L’Afrique est le continent le plus exposé aux différentes formes d’insécurité alimentaire. Sur les 688 millions de personnes sous-alimentées dans le monde, près de 296,2 millions vivent en Afrique. Le taux d’insécurité alimentaire y avoisine 60%, contre moins de 30% à l’échelle mondiale. Le continent africain demeure également fortement dépendant des importations alimentaires, une situation aux lourdes conséquences financières, puisqu’il dépense chaque année près de 100 milliards de dollars pour l’achat de produits alimentaires.
Par ailleurs, l’agriculture africaine fait face à des difficultés structurelles majeures qui l’empêchent d’assurer pleinement sa fonction nourricière. Les sécheresses, les inondations et la désertification constituent des entraves importantes à la réalisation de la sécurité alimentaire dans de nombreux pays africains. À cela s’ajoutent l’instabilité politique née des conflits armés, des coups d’État successifs et l’ingérence des puissances étrangères, qui créent un climat défavorable au développement agricole et à la sécurité alimentaire. Il en résulte un processus de dégradation continue qui fragilise les États africains face aux répercussions des crises internationales.
Sous l’impulsion de la vision de Sa Majesté le roi Mohammed VI en faveur de la coopération Sud-Sud, le Maroc a lancé un ensemble de projets et d’initiatives visant à promouvoir la sécurité alimentaire en Afrique. L’Initiative pour l’adaptation de l’agriculture africaine (AAA ou 3A) et l’Initiative pour la soutenabilité, la Stabilité et la sécurité en Afrique (SSS ou 3S) s’inscrivent pleinement dans cette dynamique.
Lancée par le Maroc lors de la COP22 organisée à Marrakech en 2016, l’initiative AAA vise à atténuer les effets du changement climatique sur l’agriculture et, par conséquent, à lutter contre l’insécurité alimentaire en Afrique. Pour ce faire, des solutions concrètes sont mises en œuvre pour améliorer la gestion des sols, optimiser l’utilisation de l’eau agricole et réduire les risques liés au climat. À ce jour, 38 pays africains ont rejoint cette initiative, ce qui témoigne de sa pertinence, de son efficacité et de son attractivité.

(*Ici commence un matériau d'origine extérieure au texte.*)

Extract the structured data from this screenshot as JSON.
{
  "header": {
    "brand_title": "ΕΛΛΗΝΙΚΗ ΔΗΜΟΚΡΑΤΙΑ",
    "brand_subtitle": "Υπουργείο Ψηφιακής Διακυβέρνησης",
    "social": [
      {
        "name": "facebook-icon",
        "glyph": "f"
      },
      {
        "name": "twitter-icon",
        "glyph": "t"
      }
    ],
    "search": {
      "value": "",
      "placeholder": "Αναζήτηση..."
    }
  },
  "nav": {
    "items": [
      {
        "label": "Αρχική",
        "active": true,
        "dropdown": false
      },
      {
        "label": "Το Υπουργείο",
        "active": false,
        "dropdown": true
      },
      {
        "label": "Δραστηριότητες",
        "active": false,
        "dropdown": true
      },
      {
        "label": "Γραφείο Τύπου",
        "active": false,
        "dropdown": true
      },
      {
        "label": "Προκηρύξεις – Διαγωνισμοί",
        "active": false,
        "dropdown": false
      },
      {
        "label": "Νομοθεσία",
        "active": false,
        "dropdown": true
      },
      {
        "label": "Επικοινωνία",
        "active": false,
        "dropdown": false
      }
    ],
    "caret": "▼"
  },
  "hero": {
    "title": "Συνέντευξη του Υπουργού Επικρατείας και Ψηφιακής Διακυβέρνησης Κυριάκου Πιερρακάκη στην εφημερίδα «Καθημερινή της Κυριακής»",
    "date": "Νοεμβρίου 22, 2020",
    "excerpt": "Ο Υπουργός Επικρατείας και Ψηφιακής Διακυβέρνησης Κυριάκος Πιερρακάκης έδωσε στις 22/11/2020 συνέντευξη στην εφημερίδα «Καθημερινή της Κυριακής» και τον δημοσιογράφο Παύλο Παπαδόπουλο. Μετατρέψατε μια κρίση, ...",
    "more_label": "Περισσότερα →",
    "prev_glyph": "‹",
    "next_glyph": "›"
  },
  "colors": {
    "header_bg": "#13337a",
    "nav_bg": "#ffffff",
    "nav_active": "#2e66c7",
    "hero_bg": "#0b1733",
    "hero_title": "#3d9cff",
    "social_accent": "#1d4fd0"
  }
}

Dans le même esprit que l’initiative AAA, et toujours sous l’impulsion du Maroc, l’initiative 3S se veut une approche intégrée face aux multiples défis auxquels sont confrontés les pays africains les plus vulnérables aux aléas climatiques. Elle vise essentiellement à renforcer la résilience à travers la mise en place de systèmes d’alerte précoce contre les catastrophes naturelles, la réduction des flux migratoires par la création d’opportunités d’emploi, ainsi que la restauration des terres dégradées.
Un autre projet pionnier mérite également d’être souligné: l’initiative royale pour l’Afrique atlantique, annoncée en novembre 2023. Celle-ci vise à offrir aux pays du Sahel — le Mali, le Burkina Faso, le Niger et le Tchad — un accès à la façade atlantique du Maroc. Dans un contexte géopolitique instable, un projet aussi ambitieux est susceptible de générer des retombées économiques significatives pour ces pays sahéliens enclavés. En matière de sécurité alimentaire, l’initiative atlantique favoriserait la construction de corridors commerciaux et d’infrastructures de transport, facilitant ainsi les échanges d’import-export. Le port de Dakhla, actuellement en cours de construction, est appelé à jouer un rôle stratégique dans le renforcement des liens commerciaux et logistiques entre le Maroc et les pays du Sahel.
Pour contribuer aux équilibres alimentaires du continent africain, le Royaume du Maroc dispose d’atouts considérables dans les domaines de l’agriculture et de la sécurité alimentaire. Après la Chine, il est le deuxième producteur mondial de phosphate, avec une production estimée à 40 millions de tonnes en 2023, et détient les plus importantes réserves mondiales de cette ressource stratégique. Le phosphate, utilisé dans la fabrication des engrais, est un élément essentiel de la sécurité alimentaire mondiale. Conscient de ses responsabilités envers le continent auquel il appartient, le Maroc fournit régulièrement des intrants agricoles aux pays africains afin d’améliorer leur productivité et de réduire leur dépendance aux marchés internationaux des produits alimentaires.
Dans un contexte mondial et régional marqué par un assombrissement croissant des perspectives en matière de sécurité alimentaire, les réponses unilatérales et les efforts non coordonnés montrent rapidement leurs limites. En revanche, les solutions élaborées collectivement s’avèrent efficaces pour relever le défi alimentaire. C’est dans cette optique que le Maroc déploie une véritable stratégie de coopération Sud-Sud, visant à renforcer la souveraineté alimentaire des pays africains et à permettre à l’Afrique de se nourrir par elle-même.